Sollte man diesen Menschen nicht gerade einen einfachen Zugang in Form eines anonym nutzbaren Tickets in Papierform zu ermöglichen? Auf dem die wichtigen Dinge wie Gültigkeitsbereich und -dauer vermerkt sind? Das Eezyticket ist genau das Gegenteil davon.

Der gelegentliche Fahrgast benötigt ein Smartphone. Er muß eine „App“ installieren, die ihn 24/7 nachverfolgt. Sonst wäre die kilometer- oder was-auch-immer-genaue Abrechnung gar nicht möglich. Möglicherweise muß der gelegentliche Fahrgast auch noch Paß oder Personalausweis mit herumschleppen, weil elektronische Fahrkarten grundsätzlich nicht übertragbar sind. Papiertickets sind zunächst einmal Inhaberpapiere, das heißt sie gelten für die Person, die sie bei einer Kontrolle vorzeigen kann.

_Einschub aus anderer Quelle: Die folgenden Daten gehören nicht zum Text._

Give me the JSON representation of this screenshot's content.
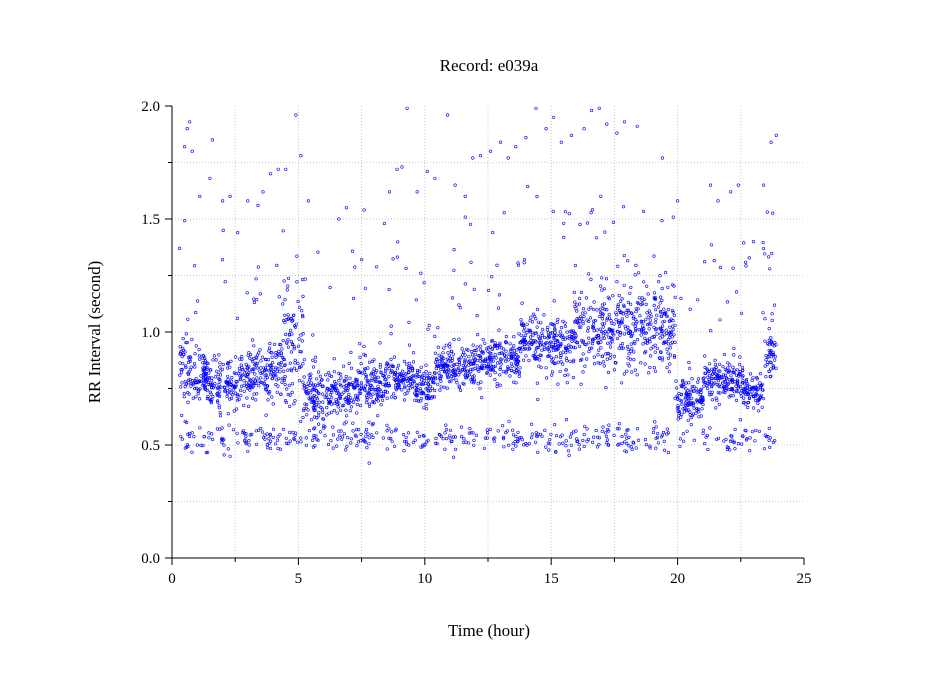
{
  "chart_data": {
    "type": "scatter",
    "title": "Record:  e039a",
    "xlabel": "Time (hour)",
    "ylabel": "RR Interval (second)",
    "xlim": [
      0,
      25
    ],
    "ylim": [
      0,
      2
    ],
    "xticks": [
      0,
      5,
      10,
      15,
      20,
      25
    ],
    "yticks": [
      0.0,
      0.5,
      1.0,
      1.5,
      2.0
    ],
    "xtick_labels": [
      "0",
      "5",
      "10",
      "15",
      "20",
      "25"
    ],
    "ytick_labels": [
      "0.0",
      "0.5",
      "1.0",
      "1.5",
      "2.0"
    ],
    "grid": true,
    "marker_color": "#0000ff",
    "segments": [
      {
        "x": [
          0.3,
          0.8
        ],
        "y": [
          0.85,
          0.1
        ]
      },
      {
        "x": [
          0.8,
          1.8
        ],
        "y": [
          0.8,
          0.06
        ]
      },
      {
        "x": [
          1.8,
          2.6
        ],
        "y": [
          0.78,
          0.07
        ]
      },
      {
        "x": [
          2.6,
          3.8
        ],
        "y": [
          0.8,
          0.06
        ]
      },
      {
        "x": [
          3.8,
          4.4
        ],
        "y": [
          0.84,
          0.07
        ]
      },
      {
        "x": [
          4.4,
          5.2
        ],
        "y": [
          0.92,
          0.15
        ]
      },
      {
        "x": [
          5.2,
          6.3
        ],
        "y": [
          0.72,
          0.07
        ]
      },
      {
        "x": [
          6.3,
          7.4
        ],
        "y": [
          0.73,
          0.06
        ]
      },
      {
        "x": [
          7.4,
          8.4
        ],
        "y": [
          0.77,
          0.06
        ]
      },
      {
        "x": [
          8.4,
          9.6
        ],
        "y": [
          0.8,
          0.05
        ]
      },
      {
        "x": [
          9.6,
          10.4
        ],
        "y": [
          0.76,
          0.05
        ]
      },
      {
        "x": [
          10.4,
          12.2
        ],
        "y": [
          0.84,
          0.05
        ]
      },
      {
        "x": [
          12.2,
          13.8
        ],
        "y": [
          0.88,
          0.05
        ]
      },
      {
        "x": [
          13.8,
          14.4
        ],
        "y": [
          0.98,
          0.06
        ]
      },
      {
        "x": [
          14.4,
          15.9
        ],
        "y": [
          0.93,
          0.07
        ]
      },
      {
        "x": [
          15.9,
          17.5
        ],
        "y": [
          1.0,
          0.1
        ]
      },
      {
        "x": [
          17.5,
          19.9
        ],
        "y": [
          1.02,
          0.1
        ]
      },
      {
        "x": [
          19.9,
          21.0
        ],
        "y": [
          0.7,
          0.05
        ]
      },
      {
        "x": [
          21.0,
          22.6
        ],
        "y": [
          0.79,
          0.05
        ]
      },
      {
        "x": [
          22.6,
          23.4
        ],
        "y": [
          0.74,
          0.04
        ]
      },
      {
        "x": [
          23.4,
          23.9
        ],
        "y": [
          0.9,
          0.05
        ]
      }
    ],
    "point_density": 110,
    "ectopic_low": {
      "xrange": [
        0.3,
        23.9
      ],
      "y": 0.53,
      "spread": 0.03,
      "count": 420
    },
    "outliers": [
      [
        0.3,
        1.37
      ],
      [
        0.5,
        1.82
      ],
      [
        0.6,
        1.9
      ],
      [
        0.7,
        1.93
      ],
      [
        0.8,
        1.8
      ],
      [
        1.1,
        1.6
      ],
      [
        1.5,
        1.68
      ],
      [
        1.6,
        1.85
      ],
      [
        2.0,
        1.58
      ],
      [
        2.3,
        1.6
      ],
      [
        2.6,
        1.44
      ],
      [
        3.0,
        1.58
      ],
      [
        3.4,
        1.56
      ],
      [
        3.6,
        1.62
      ],
      [
        3.9,
        1.7
      ],
      [
        4.2,
        1.72
      ],
      [
        4.5,
        1.72
      ],
      [
        4.9,
        1.96
      ],
      [
        5.1,
        1.78
      ],
      [
        5.4,
        1.58
      ],
      [
        6.6,
        1.5
      ],
      [
        6.9,
        1.55
      ],
      [
        7.6,
        1.54
      ],
      [
        8.4,
        1.48
      ],
      [
        8.6,
        1.62
      ],
      [
        8.9,
        1.72
      ],
      [
        9.1,
        1.73
      ],
      [
        9.3,
        1.99
      ],
      [
        9.7,
        1.62
      ],
      [
        10.1,
        1.71
      ],
      [
        10.4,
        1.68
      ],
      [
        10.9,
        1.96
      ],
      [
        11.2,
        1.65
      ],
      [
        11.6,
        1.6
      ],
      [
        11.9,
        1.77
      ],
      [
        12.2,
        1.78
      ],
      [
        12.6,
        1.8
      ],
      [
        13.0,
        1.84
      ],
      [
        13.3,
        1.77
      ],
      [
        13.6,
        1.82
      ],
      [
        14.0,
        1.86
      ],
      [
        14.4,
        1.99
      ],
      [
        14.8,
        1.9
      ],
      [
        15.1,
        1.95
      ],
      [
        15.4,
        1.84
      ],
      [
        15.8,
        1.87
      ],
      [
        16.3,
        1.9
      ],
      [
        16.6,
        1.98
      ],
      [
        16.9,
        1.99
      ],
      [
        17.2,
        1.92
      ],
      [
        17.6,
        1.88
      ],
      [
        17.9,
        1.93
      ],
      [
        18.4,
        1.91
      ],
      [
        19.4,
        1.77
      ],
      [
        20.0,
        1.58
      ],
      [
        21.3,
        1.65
      ],
      [
        21.6,
        1.58
      ],
      [
        22.1,
        1.62
      ],
      [
        22.4,
        1.65
      ],
      [
        23.0,
        1.4
      ],
      [
        23.4,
        1.65
      ],
      [
        23.7,
        1.84
      ],
      [
        23.9,
        1.87
      ],
      [
        1.0,
        0.5
      ],
      [
        2.3,
        0.45
      ],
      [
        7.8,
        0.42
      ],
      [
        18.2,
        0.48
      ],
      [
        21.2,
        0.48
      ]
    ]
  }
}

Ein Smartphone bietet keine Basis für eine sichere Infrastruktur

Elektronische Tickets sind vor allen Dingen „eezy“ (einfach) für die Betreiber wie den VRR und deren Mitgliedsunternehmen. Denn die ganze Betriebsgefahr wird in den Allgemeinen Geschäftsbedingungen auf den Fahrgast abgewälzt. [3] Der Kunde ist in die Bahn gestiegen und kann wegen „Softwarefehler“ im Ticketshop kein Ticket kaufen →Kunde fährt schwarz. Die „App“ vergißt mal wieder das hinterlegte Deutschlandticket →Kunde fährt schwarz. Die Netzverbindung fällt aus? Kein Handyempfang? →kein Ticketkauf oder Neuhinterlegung möglich, der Kunde fährt schwarz. Der Kontrolleur kann den Barcode des Tickets nicht auslesen →der Kunde fährt schwarz.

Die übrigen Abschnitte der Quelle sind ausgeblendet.